We know from the statistics that BAME academics are more likely to experience hostility online or in the press than their white contemporaries and are particularly vulnerable to racialised comments and abuse. This is reflected even within academia. Academics of colour are less well evaluated and rated by students, and a contribution made by a black academic on a panel may be very similar to that made by their white colleague, but it’s far more likely that the black academic will attract derision and abuse as a result.
Hence, if universities and sector-representative groups are committing to elevating the voices of diverse academics within the media spotlight, the most important thing they can do is ensure that the support, guidance and, ultimately, protection are there for those who do step up, especially when things turn nasty.

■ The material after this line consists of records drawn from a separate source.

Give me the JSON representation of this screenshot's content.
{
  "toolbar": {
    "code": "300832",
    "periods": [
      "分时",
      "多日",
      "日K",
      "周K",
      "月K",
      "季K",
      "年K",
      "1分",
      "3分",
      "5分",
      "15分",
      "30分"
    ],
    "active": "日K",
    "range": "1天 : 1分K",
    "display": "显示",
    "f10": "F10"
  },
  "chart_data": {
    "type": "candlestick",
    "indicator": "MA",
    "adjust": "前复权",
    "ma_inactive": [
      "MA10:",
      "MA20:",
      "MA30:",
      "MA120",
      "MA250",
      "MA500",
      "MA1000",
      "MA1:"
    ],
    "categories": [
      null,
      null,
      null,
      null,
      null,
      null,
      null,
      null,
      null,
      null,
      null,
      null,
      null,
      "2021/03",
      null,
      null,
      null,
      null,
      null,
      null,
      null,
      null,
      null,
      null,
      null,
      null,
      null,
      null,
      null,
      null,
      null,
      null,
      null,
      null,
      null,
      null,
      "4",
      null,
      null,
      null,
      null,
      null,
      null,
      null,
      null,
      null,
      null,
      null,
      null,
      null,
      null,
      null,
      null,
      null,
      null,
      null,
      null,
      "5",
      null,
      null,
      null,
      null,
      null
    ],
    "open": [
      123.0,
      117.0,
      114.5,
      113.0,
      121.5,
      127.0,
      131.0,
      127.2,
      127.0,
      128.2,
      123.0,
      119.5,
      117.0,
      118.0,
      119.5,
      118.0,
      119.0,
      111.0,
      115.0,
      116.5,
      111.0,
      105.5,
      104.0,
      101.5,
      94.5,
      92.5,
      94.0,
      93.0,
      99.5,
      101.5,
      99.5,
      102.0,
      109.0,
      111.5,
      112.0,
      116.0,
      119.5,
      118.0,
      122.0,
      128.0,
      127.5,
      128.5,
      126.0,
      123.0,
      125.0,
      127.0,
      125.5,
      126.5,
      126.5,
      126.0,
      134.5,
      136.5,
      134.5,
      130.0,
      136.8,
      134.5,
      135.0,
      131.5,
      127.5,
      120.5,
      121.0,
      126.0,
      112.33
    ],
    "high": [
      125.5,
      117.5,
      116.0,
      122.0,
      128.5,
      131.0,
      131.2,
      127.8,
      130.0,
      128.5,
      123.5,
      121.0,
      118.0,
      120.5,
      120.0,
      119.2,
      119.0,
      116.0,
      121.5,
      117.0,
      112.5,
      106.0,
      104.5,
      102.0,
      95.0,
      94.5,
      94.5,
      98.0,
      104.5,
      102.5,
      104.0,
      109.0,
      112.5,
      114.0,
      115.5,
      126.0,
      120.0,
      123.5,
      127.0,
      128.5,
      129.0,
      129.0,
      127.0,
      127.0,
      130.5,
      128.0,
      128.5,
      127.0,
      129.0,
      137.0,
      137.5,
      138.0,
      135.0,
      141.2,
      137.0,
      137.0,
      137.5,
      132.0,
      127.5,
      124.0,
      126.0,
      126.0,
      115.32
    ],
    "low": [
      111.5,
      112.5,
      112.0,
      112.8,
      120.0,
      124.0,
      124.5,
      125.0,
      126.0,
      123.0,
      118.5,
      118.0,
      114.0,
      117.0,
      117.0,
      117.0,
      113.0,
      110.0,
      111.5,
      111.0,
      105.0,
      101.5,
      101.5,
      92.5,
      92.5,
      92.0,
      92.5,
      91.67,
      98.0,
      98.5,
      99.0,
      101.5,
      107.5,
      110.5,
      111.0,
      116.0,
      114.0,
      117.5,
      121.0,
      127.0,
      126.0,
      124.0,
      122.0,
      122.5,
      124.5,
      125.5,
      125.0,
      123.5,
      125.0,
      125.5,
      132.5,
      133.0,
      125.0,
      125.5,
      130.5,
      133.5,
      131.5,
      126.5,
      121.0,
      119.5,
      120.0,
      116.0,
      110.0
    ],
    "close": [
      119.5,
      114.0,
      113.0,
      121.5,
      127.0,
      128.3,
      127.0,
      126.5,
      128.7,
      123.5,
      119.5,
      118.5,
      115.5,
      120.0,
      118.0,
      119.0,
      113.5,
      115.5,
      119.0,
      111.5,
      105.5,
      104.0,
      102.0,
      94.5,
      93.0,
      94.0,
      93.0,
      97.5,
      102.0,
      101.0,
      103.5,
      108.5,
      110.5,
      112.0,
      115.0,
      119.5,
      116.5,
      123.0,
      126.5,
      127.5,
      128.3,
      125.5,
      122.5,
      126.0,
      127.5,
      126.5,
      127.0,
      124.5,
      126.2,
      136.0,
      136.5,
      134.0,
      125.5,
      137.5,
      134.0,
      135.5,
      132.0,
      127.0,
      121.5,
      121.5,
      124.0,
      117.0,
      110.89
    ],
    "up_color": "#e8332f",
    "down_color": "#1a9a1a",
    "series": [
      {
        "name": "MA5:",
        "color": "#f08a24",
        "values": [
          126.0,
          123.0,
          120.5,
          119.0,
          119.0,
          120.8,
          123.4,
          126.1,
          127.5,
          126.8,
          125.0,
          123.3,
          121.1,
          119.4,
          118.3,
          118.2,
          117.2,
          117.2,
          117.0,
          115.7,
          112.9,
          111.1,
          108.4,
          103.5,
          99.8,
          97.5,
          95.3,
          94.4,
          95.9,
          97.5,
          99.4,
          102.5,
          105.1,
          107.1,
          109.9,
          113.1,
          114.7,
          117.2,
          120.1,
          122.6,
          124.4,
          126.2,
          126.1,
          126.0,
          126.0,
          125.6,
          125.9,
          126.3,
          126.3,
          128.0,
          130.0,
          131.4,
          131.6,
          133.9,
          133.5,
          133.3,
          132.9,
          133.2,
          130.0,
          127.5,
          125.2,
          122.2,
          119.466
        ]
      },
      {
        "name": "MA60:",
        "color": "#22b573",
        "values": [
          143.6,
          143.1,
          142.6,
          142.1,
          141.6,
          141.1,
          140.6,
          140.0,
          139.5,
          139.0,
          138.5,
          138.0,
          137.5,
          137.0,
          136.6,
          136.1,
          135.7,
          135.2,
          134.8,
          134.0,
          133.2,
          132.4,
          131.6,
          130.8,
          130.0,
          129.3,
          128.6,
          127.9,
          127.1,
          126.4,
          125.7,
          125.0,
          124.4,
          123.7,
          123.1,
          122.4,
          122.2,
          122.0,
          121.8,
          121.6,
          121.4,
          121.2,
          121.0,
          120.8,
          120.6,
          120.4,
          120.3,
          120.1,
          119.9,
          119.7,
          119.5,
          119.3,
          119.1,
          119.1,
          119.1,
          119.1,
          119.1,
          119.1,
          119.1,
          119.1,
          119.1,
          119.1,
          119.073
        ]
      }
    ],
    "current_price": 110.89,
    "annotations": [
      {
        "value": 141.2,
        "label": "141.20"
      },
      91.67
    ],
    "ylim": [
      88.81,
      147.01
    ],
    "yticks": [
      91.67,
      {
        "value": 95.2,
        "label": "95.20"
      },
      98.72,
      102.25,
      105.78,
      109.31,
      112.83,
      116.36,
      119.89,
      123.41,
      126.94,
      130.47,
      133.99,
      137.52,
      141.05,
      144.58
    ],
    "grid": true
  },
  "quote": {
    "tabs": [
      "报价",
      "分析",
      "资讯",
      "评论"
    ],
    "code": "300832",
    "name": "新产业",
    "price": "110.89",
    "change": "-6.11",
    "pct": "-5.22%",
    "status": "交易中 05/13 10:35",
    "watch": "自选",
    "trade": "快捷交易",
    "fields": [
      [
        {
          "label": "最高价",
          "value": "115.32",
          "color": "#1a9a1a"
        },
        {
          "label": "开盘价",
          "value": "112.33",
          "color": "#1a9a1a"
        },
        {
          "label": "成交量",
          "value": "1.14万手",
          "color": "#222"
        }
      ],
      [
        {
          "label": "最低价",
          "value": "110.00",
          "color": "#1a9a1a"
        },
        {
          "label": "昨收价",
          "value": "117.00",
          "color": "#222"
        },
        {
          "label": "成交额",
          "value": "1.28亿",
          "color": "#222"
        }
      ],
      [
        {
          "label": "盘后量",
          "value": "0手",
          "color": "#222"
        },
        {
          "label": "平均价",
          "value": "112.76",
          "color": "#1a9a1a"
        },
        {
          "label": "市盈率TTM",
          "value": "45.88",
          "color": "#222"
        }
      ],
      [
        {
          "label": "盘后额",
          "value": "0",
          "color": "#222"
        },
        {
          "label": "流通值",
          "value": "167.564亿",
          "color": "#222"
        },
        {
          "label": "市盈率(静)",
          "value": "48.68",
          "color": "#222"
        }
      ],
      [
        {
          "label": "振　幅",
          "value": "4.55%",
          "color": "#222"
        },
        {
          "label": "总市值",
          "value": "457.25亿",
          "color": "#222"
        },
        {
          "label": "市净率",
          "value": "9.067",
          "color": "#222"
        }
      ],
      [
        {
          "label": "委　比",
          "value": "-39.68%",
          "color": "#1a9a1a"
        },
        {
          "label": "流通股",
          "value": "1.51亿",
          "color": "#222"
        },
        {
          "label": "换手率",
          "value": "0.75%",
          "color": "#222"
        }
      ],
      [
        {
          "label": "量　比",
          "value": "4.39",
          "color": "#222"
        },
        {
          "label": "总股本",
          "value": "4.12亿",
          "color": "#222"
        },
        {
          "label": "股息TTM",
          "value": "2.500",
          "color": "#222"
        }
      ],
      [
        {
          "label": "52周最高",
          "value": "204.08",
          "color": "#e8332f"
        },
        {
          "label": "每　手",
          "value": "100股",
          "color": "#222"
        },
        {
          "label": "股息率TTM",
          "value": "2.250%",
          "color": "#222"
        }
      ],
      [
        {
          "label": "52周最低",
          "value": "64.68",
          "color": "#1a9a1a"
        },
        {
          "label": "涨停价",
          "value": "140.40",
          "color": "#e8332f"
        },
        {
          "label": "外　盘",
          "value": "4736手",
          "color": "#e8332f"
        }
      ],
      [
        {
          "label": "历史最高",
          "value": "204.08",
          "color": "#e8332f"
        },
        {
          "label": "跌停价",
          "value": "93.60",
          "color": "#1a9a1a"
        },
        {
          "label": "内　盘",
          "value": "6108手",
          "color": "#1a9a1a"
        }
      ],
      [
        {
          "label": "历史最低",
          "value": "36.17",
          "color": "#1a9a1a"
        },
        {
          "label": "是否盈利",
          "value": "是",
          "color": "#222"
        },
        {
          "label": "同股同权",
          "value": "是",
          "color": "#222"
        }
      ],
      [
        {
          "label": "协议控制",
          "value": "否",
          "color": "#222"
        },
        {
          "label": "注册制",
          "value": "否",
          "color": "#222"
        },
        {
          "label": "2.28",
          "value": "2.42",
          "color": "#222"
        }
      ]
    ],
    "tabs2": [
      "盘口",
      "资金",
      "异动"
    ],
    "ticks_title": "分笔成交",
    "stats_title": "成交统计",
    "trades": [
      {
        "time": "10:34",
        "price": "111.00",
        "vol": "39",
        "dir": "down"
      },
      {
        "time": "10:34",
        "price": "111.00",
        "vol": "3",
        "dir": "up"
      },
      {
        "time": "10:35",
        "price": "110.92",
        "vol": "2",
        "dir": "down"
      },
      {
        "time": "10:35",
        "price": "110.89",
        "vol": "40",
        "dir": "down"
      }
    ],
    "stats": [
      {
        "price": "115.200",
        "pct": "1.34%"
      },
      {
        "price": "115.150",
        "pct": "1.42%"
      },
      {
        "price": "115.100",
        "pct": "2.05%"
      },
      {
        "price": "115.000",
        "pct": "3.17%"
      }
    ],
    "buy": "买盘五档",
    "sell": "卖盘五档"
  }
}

I think this support starts with communicating directly with our BAME academics to understand the barriers they may face. The University Alliance’s Driving Academic Diversity campaign recently organised media training for more than 500 academics. This is a great start, but it is important to consider whether it meets the needs and specific experiences of the diverse group it is reaching. In light of this, University Alliance will be introducing specific training for academics of colour on, for example, how to approach a situation where there may be racialised comments, how to handle potential negative backlash, and methods and support groups to help maintain their well-being in such situations.
The peer-to-peer networks that the University Alliance is establishing are also extremely valuable, allowing BAME academics to discuss experiences and receive support from those more seasoned in media relations.
Given that universities have a long way to go towards hiring an ethnically diverse academic workforce, the burden of these opportunities is likely to continue to fall on a smaller number of academics of colour for some time to come. Universities need to be mindful of the mental health and well-being of these individuals, ensuring that they aren’t overwhelmed. Moreover, they should enable those who act as external experts to flourish professionally, offering them recognition and progression along with support to juggle internal workloads and external opportunities.
The University Alliance’s pioneering campaign is a much-needed step in the right direction. I look forward to using my role in it not only to support other academics but also to hold our institutions to account for the progress they make against the targets we have set.
Vini Lander is professor of race and education and director of the Centre for Race, Education and Decoloniality at Leeds Beckett University.